Herausforderung IT-Fachkräftemangel

Bei den Herausforderungen der Zukunft nennt auch Pumsenberger sofort den IT-Fachkräftemangel: „Bei uns in Westösterreich ist der Arbeitsmarkt komplett leer. Das heißt, man muss entweder Lehrlinge ausbilden – und wir machen das auch – oder man versucht, direkt von den HTLs und FHs Mitarbeiter zu rekrutieren. Das wird immer schwieriger, weil es auch in Salzburg einige gute IT-Unternehmen gibt. IT-Fachkräfte sind für den Wirtschaftsstandort Österreich ein ganz essentieller Faktor. Dieses Problem müssen wir in den nächsten ein, zwei Jahren dringend lösen, sonst wird es schwierig, Projekte zu realisieren. Dabei geht es allen unseren Kunden, Partnern und Mitbewerbern so. Da sitzen wir alle im gleichen Boot. Mindestens genauso wichtig wie die Arbeitskräfte in der Pflege sind die Fachkräfte im IT-Bereich.“

Reto Pazderka, Geschäftsführer von adesso Austria, ist der Meinung, dass die IT-Branche auch durchaus stolz auf sich sein kann: „Denn wir halten derzeit sehr viele Bälle in der Luft.
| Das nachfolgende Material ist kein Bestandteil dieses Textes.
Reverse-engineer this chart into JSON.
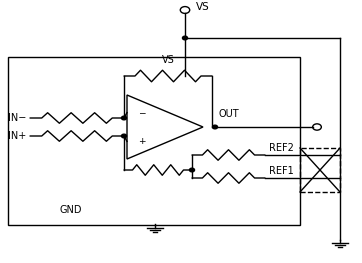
{
  "bg_color": "#ffffff",
  "line_color": "#000000",
  "vs_label": "VS",
  "out_label": "OUT",
  "ref2_label": "REF2",
  "ref1_label": "REF1",
  "gnd_label": "GND",
  "in_minus_label": "IN−",
  "in_plus_label": "IN+",
  "vs_top_label": "VS",
  "fig_w": 3.62,
  "fig_h": 2.63,
  "dpi": 100
}
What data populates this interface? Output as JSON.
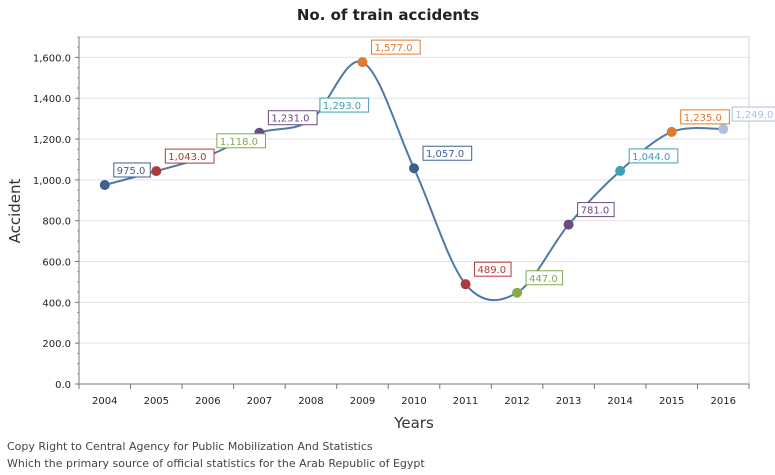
{
  "chart_data": {
    "type": "line",
    "title": "No. of train accidents",
    "xlabel": "Years",
    "ylabel": "Accident",
    "categories": [
      "2004",
      "2005",
      "2006",
      "2007",
      "2008",
      "2009",
      "2010",
      "2011",
      "2012",
      "2013",
      "2014",
      "2015",
      "2016"
    ],
    "values": [
      975,
      1043,
      1118,
      1231,
      1293,
      1577,
      1057,
      489,
      447,
      781,
      1044,
      1235,
      1249
    ],
    "data_labels": [
      "975.0",
      "1,043.0",
      "1,118.0",
      "1,231.0",
      "1,293.0",
      "1,577.0",
      "1,057.0",
      "489.0",
      "447.0",
      "781.0",
      "1,044.0",
      "1,235.0",
      "1,249.0"
    ],
    "ylim": [
      0,
      1700
    ],
    "y_ticks": [
      0,
      200,
      400,
      600,
      800,
      1000,
      1200,
      1400,
      1600
    ],
    "y_tick_labels": [
      "0.0",
      "200.0",
      "400.0",
      "600.0",
      "800.0",
      "1,000.0",
      "1,200.0",
      "1,400.0",
      "1,600.0"
    ],
    "grid": true,
    "smooth": true,
    "line_color": "#4f7aa6",
    "point_colors": [
      "#3d5f8f",
      "#b03a3a",
      "#86a94a",
      "#6a4a82",
      "#3e9eb3",
      "#e07a2e",
      "#3d5f8f",
      "#b03a3a",
      "#86a94a",
      "#6a4a82",
      "#3e9eb3",
      "#e07a2e",
      "#a9c0e0"
    ]
  },
  "footer": {
    "line1": "Copy Right to Central Agency for Public Mobilization And Statistics",
    "line2": "Which the primary source of official statistics for the Arab Republic of Egypt"
  }
}
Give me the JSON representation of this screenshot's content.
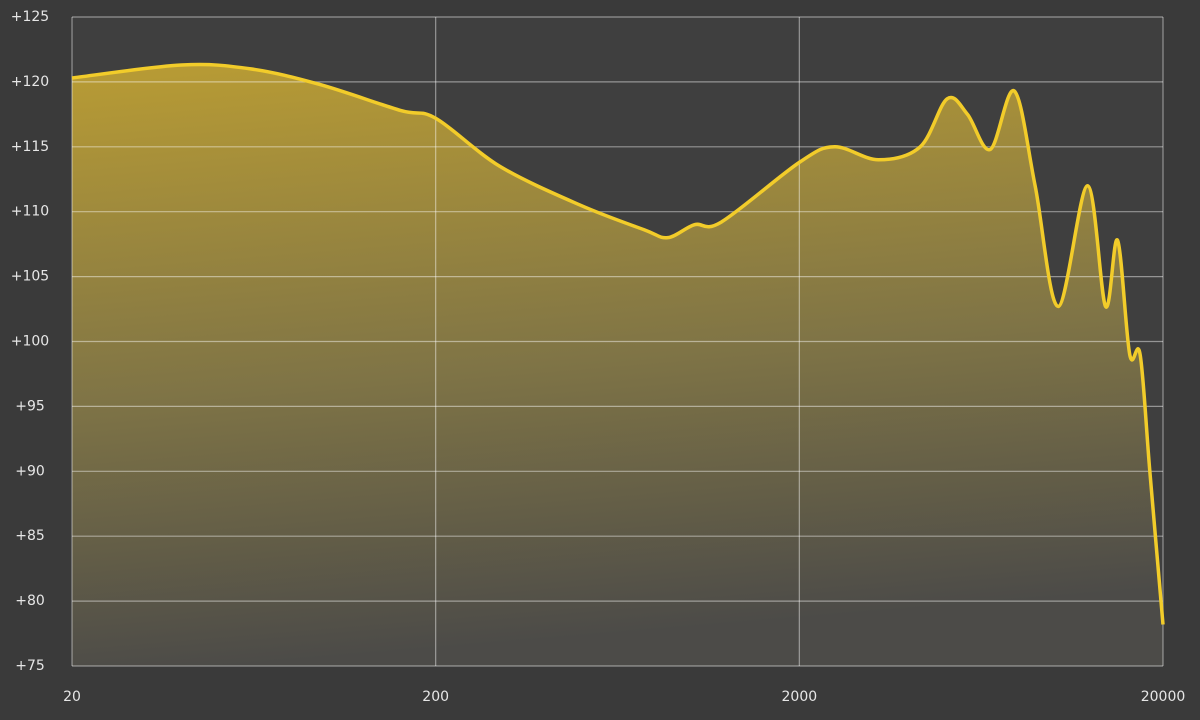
{
  "chart_data": {
    "type": "area",
    "x": [
      20,
      40,
      62,
      96,
      160,
      200,
      300,
      500,
      750,
      870,
      1030,
      1220,
      2000,
      2500,
      3300,
      4300,
      5100,
      5800,
      6700,
      7800,
      8900,
      10300,
      12400,
      13900,
      15000,
      16200,
      17300,
      18400,
      20000
    ],
    "values": [
      120.3,
      121.3,
      121,
      119.8,
      117.8,
      117.2,
      113.5,
      110.5,
      108.6,
      108,
      109,
      109.2,
      113.8,
      115,
      114,
      115,
      118.7,
      117.5,
      114.8,
      119.3,
      112,
      102.7,
      112,
      102.7,
      107.8,
      99,
      99,
      90,
      78.2
    ],
    "color": "#f2cc2a",
    "xscale": "log",
    "xlim": [
      20,
      20000
    ],
    "xticks": [
      20,
      200,
      2000,
      20000
    ],
    "ylim": [
      75,
      125
    ],
    "yticks": [
      {
        "value": 75,
        "label": "+75"
      },
      {
        "value": 80,
        "label": "+80"
      },
      {
        "value": 85,
        "label": "+85"
      },
      {
        "value": 90,
        "label": "+90"
      },
      {
        "value": 95,
        "label": "+95"
      },
      {
        "value": 100,
        "label": "+100"
      },
      {
        "value": 105,
        "label": "+105"
      },
      {
        "value": 110,
        "label": "+110"
      },
      {
        "value": 115,
        "label": "+115"
      },
      {
        "value": 120,
        "label": "+120"
      },
      {
        "value": 125,
        "label": "+125"
      }
    ],
    "grid": true
  }
}
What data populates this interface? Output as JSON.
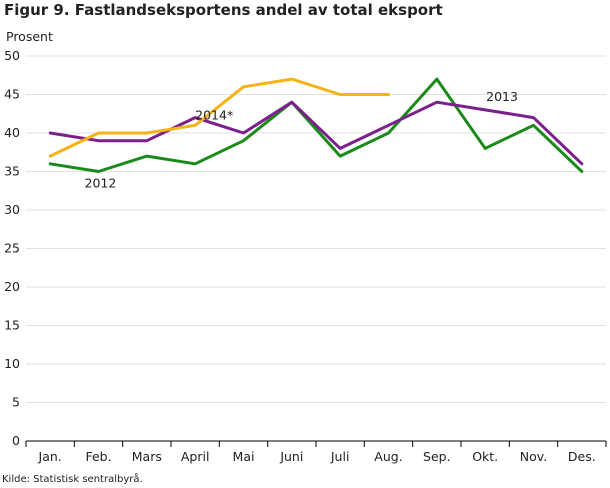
{
  "title": "Figur 9. Fastlandseksportens andel av total eksport",
  "source": "Kilde: Statistisk sentralbyrå.",
  "chart_data": {
    "type": "line",
    "ylabel": "Prosent",
    "xlabel": "",
    "ylim": [
      0,
      50
    ],
    "yticks": [
      0,
      5,
      10,
      15,
      20,
      25,
      30,
      35,
      40,
      45,
      50
    ],
    "grid": true,
    "categories": [
      "Jan.",
      "Feb.",
      "Mars",
      "April",
      "Mai",
      "Juni",
      "Juli",
      "Aug.",
      "Sep.",
      "Okt.",
      "Nov.",
      "Des."
    ],
    "series": [
      {
        "name": "2012",
        "color": "#1a8a1a",
        "values": [
          36,
          35,
          37,
          36,
          39,
          44,
          37,
          40,
          47,
          38,
          41,
          35
        ]
      },
      {
        "name": "2013",
        "color": "#7b1f8c",
        "values": [
          40,
          39,
          39,
          42,
          40,
          44,
          38,
          41,
          44,
          43,
          42,
          36
        ]
      },
      {
        "name": "2014*",
        "color": "#f5b315",
        "values": [
          37,
          40,
          40,
          41,
          46,
          47,
          45,
          45,
          null,
          null,
          null,
          null
        ]
      }
    ]
  }
}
Das macht es schwer, aber man darf jetzt keinen dieser Bälle fallen lassen. Wir in der IT dürfen uns glücklich schätzen. Denn es gibt Branchen, die wirklich leiden. Trotzdem ist unsere Erwartungshaltung, dass wir alle gut durch die Krise kommen – und ich glaube, dass wir als IT-Unternehmen einen guten Beitrag leisten können und das auch schon gemacht haben. Viele IT-Abteilungen und IT-Dienstleister haben bereits im März und April so manches Business gerettet, damit ist sicher das Selbstbewusstsein der IT-Branche erstarkt. Was da, auch in punkto IT-Infrastruktur und Verlagerung gelungen ist, war durchaus bemerkenswert.“ Für die IT-Branche selbst war die Umstellung schnell vollzogen, „Homeoffice war keine große Hürde für uns, weil unsere Mitarbeiter schon vorher flexibel gearbeitet haben: von zu Hause, beim Kunden vor Ort sowie im Büro“, stellt Pazderka fest.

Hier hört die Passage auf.